Construction on a distribution center for Red Bull North America (RBNA) is tentatively scheduled to begin by the end of the second quarter. The 700,000-plus sq-ft facility will be located on nearly 61 acres at Reems Road between Olive and Peoria avenues in the booming New Frontier District in Glendale, Ariz.

Slated to be operational in 2021, the one-level shipping hub for Red Bull products is expected to generate 100-plus construction jobs at peak. A general contractor has not yet been named. Developed by the Merit Partners Inc., the building is being designed by the Butler Design Group. Both firms are based in Phoenix.

Just north of the RBNA parcel is a 722,000-sq-ft can-filling facility for Red Bull, Raüch Fruit Juices & Ball Corp. (RRB), located on 125 acres. Also developed by Merit Partners, the RRB building is being completed by Scottsdale-based Renaissance Cos. Started in 2019, the $140-million design-build project is expected to be complete by June 2020. Butler Design Group is the architect.

Adjacent to that project is a 530,000-sq-ft manufacturing plant for the Ball Corp., Broomfield, Colo., to be completed by the Phoenix office of Layton Construction. Expected to start by the end of 2020, the $100-plus-million design-build project should finish up in 2021. Merit Partners is the developer and Butler Design Group is the architect. An additional beverage supply-chain building will eventually be built adjacent to it.

A fourth building, just south of the RBNA center on 94.1 acres, is the design-build delivery of 916,000-sq-ft Mark Anthony Brewing (White Claw) brewery and BrewPure facility, begun by Layton Construction earlier this year and scheduled for completion in June. Merit Cos. and Butler Design Group are also the developer and architect for the $250-million project.

In addition to providing construction jobs, more than 200 full-time jobs are expected, says Brian Friedman, economic development director for the city of Glendale. Construction is continuing, with COVID-19 protocols in place. “At this time projects aren’t slowing down and construction crews are working as they were,” Friedman says.

The four buildings are part of the 1,300-acre Woolf Logistics Industrial Campus, which the city annexed in 2017.

The cluster of projects has generated the need for improved infrastructure on the former farm land.
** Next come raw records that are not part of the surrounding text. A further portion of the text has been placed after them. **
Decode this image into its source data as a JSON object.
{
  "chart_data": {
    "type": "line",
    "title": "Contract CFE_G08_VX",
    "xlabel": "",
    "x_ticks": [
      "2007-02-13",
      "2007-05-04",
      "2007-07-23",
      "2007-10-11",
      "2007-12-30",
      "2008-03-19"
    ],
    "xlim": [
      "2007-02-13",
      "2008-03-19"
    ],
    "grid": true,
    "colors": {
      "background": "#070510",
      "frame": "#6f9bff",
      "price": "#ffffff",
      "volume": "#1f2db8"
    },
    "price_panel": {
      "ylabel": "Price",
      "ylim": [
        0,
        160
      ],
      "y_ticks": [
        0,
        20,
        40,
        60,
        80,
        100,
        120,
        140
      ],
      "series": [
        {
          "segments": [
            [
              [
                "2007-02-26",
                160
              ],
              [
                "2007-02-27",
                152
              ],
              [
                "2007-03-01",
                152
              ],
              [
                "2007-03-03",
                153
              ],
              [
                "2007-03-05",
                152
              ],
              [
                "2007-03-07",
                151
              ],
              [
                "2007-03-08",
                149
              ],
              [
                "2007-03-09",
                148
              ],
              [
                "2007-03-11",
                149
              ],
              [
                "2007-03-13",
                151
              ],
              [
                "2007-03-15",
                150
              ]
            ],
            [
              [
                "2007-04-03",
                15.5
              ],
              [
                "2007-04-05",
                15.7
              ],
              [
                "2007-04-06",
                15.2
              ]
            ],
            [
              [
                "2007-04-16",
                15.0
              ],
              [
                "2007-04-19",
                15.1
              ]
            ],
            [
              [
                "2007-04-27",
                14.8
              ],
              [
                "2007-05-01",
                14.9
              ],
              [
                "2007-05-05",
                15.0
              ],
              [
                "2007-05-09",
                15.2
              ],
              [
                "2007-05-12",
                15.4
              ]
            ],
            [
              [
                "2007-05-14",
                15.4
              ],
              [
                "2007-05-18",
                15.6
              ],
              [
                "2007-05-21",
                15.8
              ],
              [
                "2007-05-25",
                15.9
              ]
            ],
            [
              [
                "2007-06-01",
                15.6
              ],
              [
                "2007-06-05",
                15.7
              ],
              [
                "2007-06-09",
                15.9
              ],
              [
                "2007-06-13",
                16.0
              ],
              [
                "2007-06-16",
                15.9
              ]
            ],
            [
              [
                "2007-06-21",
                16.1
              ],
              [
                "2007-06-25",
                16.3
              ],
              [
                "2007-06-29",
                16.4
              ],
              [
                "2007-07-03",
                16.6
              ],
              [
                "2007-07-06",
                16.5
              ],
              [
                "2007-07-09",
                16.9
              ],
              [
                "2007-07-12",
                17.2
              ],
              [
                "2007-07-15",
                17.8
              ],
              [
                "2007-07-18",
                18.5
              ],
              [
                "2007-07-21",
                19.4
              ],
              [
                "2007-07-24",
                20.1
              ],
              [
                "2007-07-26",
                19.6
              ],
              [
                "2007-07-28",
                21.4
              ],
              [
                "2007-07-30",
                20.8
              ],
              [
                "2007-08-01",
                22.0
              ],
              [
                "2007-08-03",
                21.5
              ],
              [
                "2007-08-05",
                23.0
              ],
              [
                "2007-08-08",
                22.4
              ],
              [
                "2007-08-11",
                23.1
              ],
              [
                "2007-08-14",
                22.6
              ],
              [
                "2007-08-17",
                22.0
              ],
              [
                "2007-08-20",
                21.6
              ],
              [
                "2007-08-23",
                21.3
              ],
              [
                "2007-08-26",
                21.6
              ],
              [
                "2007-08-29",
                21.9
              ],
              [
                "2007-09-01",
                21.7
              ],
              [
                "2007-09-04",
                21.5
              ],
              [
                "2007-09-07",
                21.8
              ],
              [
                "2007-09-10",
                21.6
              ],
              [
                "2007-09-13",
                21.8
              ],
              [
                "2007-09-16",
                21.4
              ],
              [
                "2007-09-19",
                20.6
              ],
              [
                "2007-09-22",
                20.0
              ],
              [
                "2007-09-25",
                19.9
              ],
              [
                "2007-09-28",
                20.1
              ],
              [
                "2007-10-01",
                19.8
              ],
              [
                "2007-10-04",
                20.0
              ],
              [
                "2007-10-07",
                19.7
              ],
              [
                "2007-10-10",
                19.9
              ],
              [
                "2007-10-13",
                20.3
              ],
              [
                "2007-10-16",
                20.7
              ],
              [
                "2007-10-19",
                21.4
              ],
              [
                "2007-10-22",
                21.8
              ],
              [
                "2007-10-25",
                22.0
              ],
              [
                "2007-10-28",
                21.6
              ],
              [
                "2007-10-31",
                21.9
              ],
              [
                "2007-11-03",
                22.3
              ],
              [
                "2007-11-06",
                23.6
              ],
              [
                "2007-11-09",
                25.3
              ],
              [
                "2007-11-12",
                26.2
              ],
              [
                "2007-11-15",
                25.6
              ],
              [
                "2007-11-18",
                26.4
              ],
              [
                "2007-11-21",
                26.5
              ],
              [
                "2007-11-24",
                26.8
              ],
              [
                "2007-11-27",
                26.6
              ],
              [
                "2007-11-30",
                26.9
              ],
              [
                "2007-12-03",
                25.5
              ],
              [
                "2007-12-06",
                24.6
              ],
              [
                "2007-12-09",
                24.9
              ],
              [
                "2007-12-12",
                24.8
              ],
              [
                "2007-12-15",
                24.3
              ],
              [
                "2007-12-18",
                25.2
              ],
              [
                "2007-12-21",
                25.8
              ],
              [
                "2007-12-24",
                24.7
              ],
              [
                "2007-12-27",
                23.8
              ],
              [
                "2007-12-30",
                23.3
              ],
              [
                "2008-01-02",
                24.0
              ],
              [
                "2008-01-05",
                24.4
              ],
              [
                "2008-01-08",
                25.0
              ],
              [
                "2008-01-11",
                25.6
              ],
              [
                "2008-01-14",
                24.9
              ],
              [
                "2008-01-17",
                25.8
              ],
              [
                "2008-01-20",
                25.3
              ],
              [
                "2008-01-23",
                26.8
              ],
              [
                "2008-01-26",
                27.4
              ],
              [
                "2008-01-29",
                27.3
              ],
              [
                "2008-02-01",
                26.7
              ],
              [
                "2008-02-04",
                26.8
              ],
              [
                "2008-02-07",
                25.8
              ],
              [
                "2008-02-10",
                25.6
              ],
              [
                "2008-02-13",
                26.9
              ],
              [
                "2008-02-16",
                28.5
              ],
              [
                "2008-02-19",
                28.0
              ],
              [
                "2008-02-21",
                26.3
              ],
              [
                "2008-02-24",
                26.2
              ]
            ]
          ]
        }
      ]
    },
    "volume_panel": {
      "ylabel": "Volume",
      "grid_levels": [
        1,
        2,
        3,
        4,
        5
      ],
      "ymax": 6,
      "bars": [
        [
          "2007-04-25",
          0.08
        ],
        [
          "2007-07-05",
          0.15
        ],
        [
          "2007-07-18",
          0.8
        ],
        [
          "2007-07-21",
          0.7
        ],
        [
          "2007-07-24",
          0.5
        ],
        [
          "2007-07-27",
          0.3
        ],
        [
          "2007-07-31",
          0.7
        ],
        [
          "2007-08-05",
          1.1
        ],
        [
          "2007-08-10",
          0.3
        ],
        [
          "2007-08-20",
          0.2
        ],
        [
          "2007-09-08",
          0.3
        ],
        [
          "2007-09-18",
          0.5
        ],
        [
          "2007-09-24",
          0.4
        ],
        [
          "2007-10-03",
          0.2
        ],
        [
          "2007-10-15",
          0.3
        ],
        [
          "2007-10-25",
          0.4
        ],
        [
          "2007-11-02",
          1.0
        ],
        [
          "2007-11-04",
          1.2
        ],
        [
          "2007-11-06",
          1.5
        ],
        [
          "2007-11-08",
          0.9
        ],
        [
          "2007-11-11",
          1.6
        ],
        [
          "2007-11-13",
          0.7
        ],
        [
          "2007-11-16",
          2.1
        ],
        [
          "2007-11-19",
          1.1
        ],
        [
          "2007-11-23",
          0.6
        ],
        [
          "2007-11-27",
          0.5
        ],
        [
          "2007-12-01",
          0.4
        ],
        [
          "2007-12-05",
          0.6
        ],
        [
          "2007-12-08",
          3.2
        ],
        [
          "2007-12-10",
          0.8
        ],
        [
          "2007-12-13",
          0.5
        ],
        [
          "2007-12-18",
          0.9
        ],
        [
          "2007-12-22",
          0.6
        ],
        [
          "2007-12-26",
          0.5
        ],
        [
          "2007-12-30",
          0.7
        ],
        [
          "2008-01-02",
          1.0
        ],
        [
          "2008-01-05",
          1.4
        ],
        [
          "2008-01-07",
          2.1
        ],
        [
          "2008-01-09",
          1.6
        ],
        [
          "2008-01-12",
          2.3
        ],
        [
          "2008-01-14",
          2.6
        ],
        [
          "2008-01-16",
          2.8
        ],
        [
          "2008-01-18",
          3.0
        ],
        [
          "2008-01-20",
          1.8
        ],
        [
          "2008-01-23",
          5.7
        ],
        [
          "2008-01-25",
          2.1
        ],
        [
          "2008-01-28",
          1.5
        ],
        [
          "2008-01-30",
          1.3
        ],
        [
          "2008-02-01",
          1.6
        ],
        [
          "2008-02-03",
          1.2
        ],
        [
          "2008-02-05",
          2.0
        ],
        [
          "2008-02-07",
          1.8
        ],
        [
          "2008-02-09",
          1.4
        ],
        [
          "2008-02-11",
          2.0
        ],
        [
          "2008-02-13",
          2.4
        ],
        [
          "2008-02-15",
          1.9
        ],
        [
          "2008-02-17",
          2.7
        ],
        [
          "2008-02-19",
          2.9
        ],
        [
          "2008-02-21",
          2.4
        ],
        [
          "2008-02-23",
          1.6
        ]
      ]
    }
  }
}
As a result, the state’s largest electricity provider, Phoenix-based APS, is building a 2.25-mile underground power line and substation just south of the White Claw Building, to be completed in June and December, respectively.

Also expected by the end of this year is a 6.5-mile sewer main installed by EPCOR, Edmonton, Canada.

The projects are included in 5.4-plus million sq ft of development in the New Frontier District, which encompasses the Loop 303 corridor, an area west of Luke Air Force Base between Peoria and Camelback roads and extending to Cotton Lane on the west. Among the companies that have chosen to build in the area are UPS, Barclay, REI and Hines.

“When global companies . . .  make a commitment to an area, others take notice,” Friedman says. “That’s what’s taking place in our New Frontier, where just over a year ago there was absolutely no activity, and now there are over 10 projects in motion.”